Napoleon's invasion of Russia was wise and brilliant compared to this. In fact, it makes the US in the Vietnam War look noble.
That it was to be a long-term disaster was obvious from the start. Neoconservative designs on Iraq were long term and had nothing to do with Saddam, terrorism, weapons of mass destruction or bringing democracy to the oppressed Iraqi people. The design was colonial; post-Saddam Iraq was initially governed by that great Iraqi statesman, Jerry Bremer, playing the role of a legendary lawgiver and decreeing Iraq's economy open for private foreign investment. The neoliberal paradigm that is rejected by voters in Latin America was imposed on the people of Iraq by force of arms. The only way that paradigm could be maintained is by continued foreign occupation. Bush would have to keep US troops there indefinitely in order for his corporate crony pigs to continue feed at Iraq's trough. Whether Iraq would be governed by an American governor general or by native puppets made little difference; the military-economic structure of neoconservative Iraq would look like the British Raj in India. Occupation was the real goal and there could be no exit strategy.
As for the civil war in Iraq, it would be wrong to blame Bush and the neoconservatives for it directly. If Saddam had died quietly in bed in March 2003 there would have been a civil war in Iraq. It wouldn't have played out quite the same way, but it would have happened. What is fair is holding Bush and his aides accountable for dismissing the idea that this was any sort of possibility and being completely unprepared for it.
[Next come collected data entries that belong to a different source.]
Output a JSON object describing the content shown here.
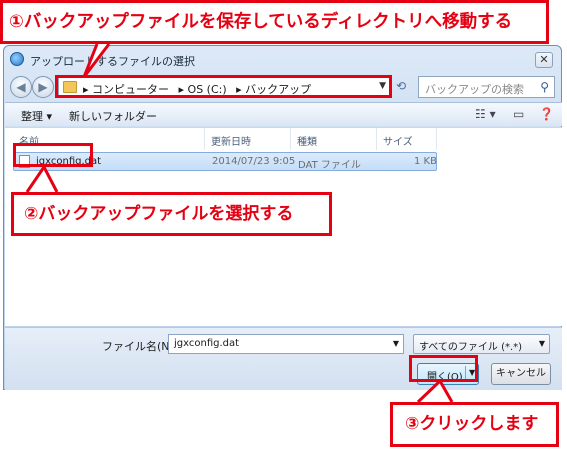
{
  "dialog": {
    "title": "アップロードするファイルの選択",
    "close_label": "✕"
  },
  "nav": {
    "back_icon": "◀",
    "forward_icon": "▶",
    "breadcrumbs": [
      "▸ コンピューター",
      "▸ OS (C:)",
      "▸ バックアップ"
    ],
    "refresh_icon": "⟲",
    "search_placeholder": "バックアップの検索"
  },
  "toolbar": {
    "organize_label": "整理 ▾",
    "new_folder_label": "新しいフォルダー"
  },
  "columns": {
    "name": "名前",
    "modified": "更新日時",
    "type": "種類",
    "size": "サイズ"
  },
  "files": [
    {
      "name": "jgxconfig.dat",
      "modified": "2014/07/23 9:05",
      "type": "DAT ファイル",
      "size": "1 KB",
      "selected": true
    }
  ],
  "bottom": {
    "filename_label": "ファイル名(N):",
    "filename_value": "jgxconfig.dat",
    "filetype_value": "すべてのファイル (*.*)",
    "open_label": "開く(O)",
    "cancel_label": "キャンセル"
  },
  "annotations": {
    "step1": "①バックアップファイルを保存しているディレクトリへ移動する",
    "step2": "②バックアップファイルを選択する",
    "step3": "③クリックします"
  },
  "colors": {
    "accent_red": "#e50012",
    "selection": "#c4ddf8"
  }
}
The invasion of Iraq has set that back years the goal, even if the merely stated goal, of making the US and its "interests" safe from terrorism. Prior to the invasion, Zarqawi was in Iraq, but had difficulty setting off firecrackers. After the invasion, he was allied with al Qaida and setting off IEDs. Prior to the invasion, there were no active international terrorists in Iraq; what presence there is of international terrorists in Iraq has come about since the invasion. After all, international like lawless, chaotic environments, like Lebanon in the 1980s, Afghanistan in the 1990s and Iraq today. There's no one there to stop them from training future terrorists or operate in relative freedom.
Meanwhile, resources were diverted from Afghanistan that were used there to fight real terrorists who posed an immediate and real threat to the American people. Instead of rebuilding Afghanistan into a reasonably modern state that would be stable and prosperous enough to keep al Qaida from operating within its borders, there is now open talk of bringing al Qaida's old allies, the Taliban, back into the government.
Often, officials of the Bush regime or demagogues like Newt Gingrich remind Americans that we could see another September 11 and give that as a reason to keep neoconservatives in power. I, too, am fearful of another September 11; to me, that is a reason why Bush and Cheney should be removed from office as soon as possible and neoconservatism buried with a stake through its heart. Bush and his neoconservative aides are incompetent, deceitful, cynical, tyrannical, elitist, megalomaniacal and inept. They are a danger to Americans and to all people.